There is something creative strengthening and driving new life - a mystery that involves all of creation including Spirit and thought as well as physical matter - something built into the fabric of everything. Wilber is quick to point out that we might substitute the word God for this mystery but we must be careful not to create our God in our image. I am eager to read more this evening. Two notions are swimming around in my head right now:

+ First, I am attracted by Wilber's commitment to depth and breadth. In other areas I find myself moving slowly because I want to go deeper and wider in my understanding before shooting off my big mouth. I am quietly reading and praying over the legacy of the Palestinian nakba - the forced relocation of 750,000 Palestinians off their land during the war the Arab leaders started against Israel in 1948 - and find myself ever going deeper. There are examples of vicious ethnic cleansing massacres by the Israeli forces, and, policies and practices that tried to hold back the anger and fear of these soldiers. There are examples of Israeli citizens opposing the forced relocation of their Arab neighbors as well as ugly Palestinian reprisals against their Jewish counterparts.  And no where in the popular narrative of this horror is there mention of the fact that while Palestinians were being forced out of their homes by Israeli armed forces, Jews were being driven from their homelands in Arab nations at gun point, too - almost 700,000 had to make their way to Israel for resettlement. There is more research, study, discussion and prayer I must do before I can comprehend anything except the anguish and horror of that war.  At best, I pray and grieve for both the people of Palestine and the people of Israel today knowing they have suffered - and continue to create greater suffering - as these injustices fester.

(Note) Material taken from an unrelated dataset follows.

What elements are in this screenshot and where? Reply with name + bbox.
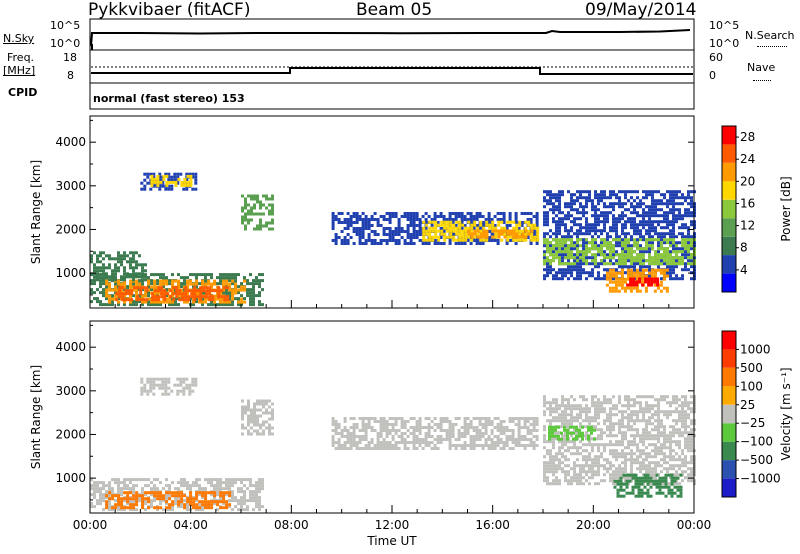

+ Second, the presence of this mysterious, creative impulse in the Kosmos inspires me towards greater personal and social creativity. It is another small clue that the focus of this sabbatical is right: rest, renewal, prayer and music making at a deep level. Both Di and I have noted that three weeks into this trip we are about ready for the residence to begin.  We want to go deeper into the quiet.  I was in touch with the luthiers this morning about my bass rental. My fingers and mind are itchy to start practicing - and composing - and listening and having some fun with where it all leads. I read this quote earlier this morning that speaks to my growing sense of our time:

Bishop Kallistos Ware, drawing from John Climacus (AD 525-606) writes: "The hesychast, in the true sense of the word, is not someone who has journeyed outwardly into the desert, but someone who has embarked upon the journey inwards into his own heart; not someone who cuts himself off physically from others, shutting the door of his cell, but someone who 'returns into himself,' shutting the door of his mind."

This is our last day in Pittsburgh.  It will be a day of walking and watching - quiet conversations and simple meals - as we savor this wonderful gift.